Ape gestural communication and the origins of human language

Our claim here, then, is that great ape gestural communication is its own unique system with its own unique qualities. Researchers such as Byrne and colleagues are essentially arguing that ape gestures are very similar to the communicative displays of other mammals (they have even likened them to some bird displays), whereas researchers such as Leavens and colleagues are arguing that they are very similar to human cooperative communication. Of course there are similarities in both directions, but there are unique qualities as well.

And so the study of great ape gestural communication is interesting and important in its own right as a unique system of animal communication.

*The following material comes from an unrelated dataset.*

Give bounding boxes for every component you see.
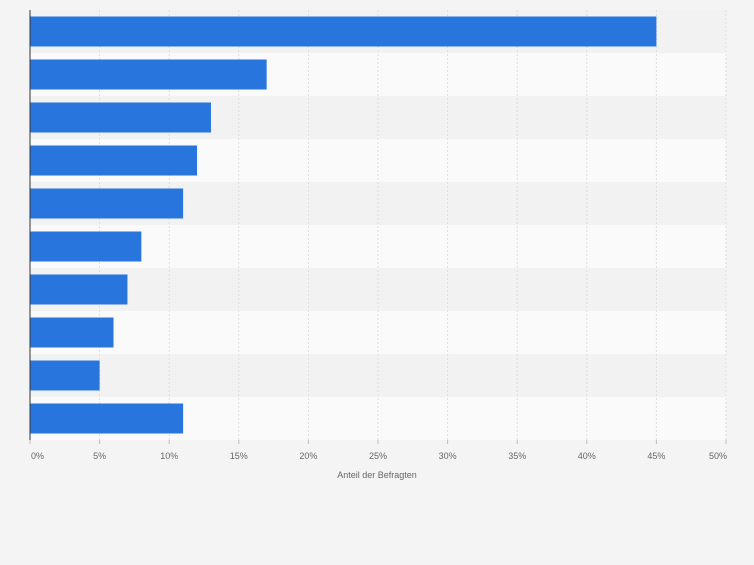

But it is also interesting and important because it very likely represents the evolutionary starting point for human linguistic communication. Human linguistic communication is a form of intentional social action, and as such, its most likely precursor in primate communication is not inflexible forms of vocal communication but rather intentionally and flexibly used gestural communication. Evidence for this proposal also comes from the fact that when deaf humans come together, they find it quite natural to create a conventional sign language in the gestural modality (e.g., Senghas et al. 2004; Sandler et al. 2005). Evolutionarily, it is most likely that early humans were using attention-getters and intention-movements in the gestural modality—at some point transformed into pointing and pantomiming—for some time before their vocalizations came under intentional control. Initially, they added voluntarily controlled emotional expression to the communicative act, and later the vocal modality became predominant for well-known reasons involving such things as the requirement for long-distance communication in conditions of poor visibility, the freeing of the hands for other activities, and so forth (Tomasello 2008).

In this context, we would reiterate the importance of the distinction between attention-getters and intention-movements as they represent precursors of the two basic ways that humans manipulate the attention and imagination of others gesturally: by pointing or otherwise deictically indicating something in the immediate perceptual environment and by pantomiming or otherwise symbolically representing something in the imagination. Scaling up to language, attention-getters represent a kind of “missing link” on the way to human reference because they communicate indirectly, via the manipulation of the attention of the recipient to specific entities, and intention-movements represent a kind of “missing link” on the way to conventional linguistic symbols because they are actions that evoke in the recipient imagined (but not yet present) events and objects (Tomasello 2008).

What is needed to get from great ape intention-movements and attention-getters to human linguistic communication is a transformation in human social life, specifically, one that leads to a more cooperative lifestyle, underpinned by skills and motivations for shared intentionality (Tomasello 2014). In this process, newly cooperative communicative motives emerge (i.e., declarative and informative) and fully developed processes of reference—as an invitation to joint attention—and conventional symbolic representation—as a socially shared medium of expression—transform the nature of communication and the cognitive processes underlying it. The study of great ape gestural communication, to repeat, is thus not only important and interesting in its own right, but it is also crucial to our understanding of the origins and evolution of human linguistic communication.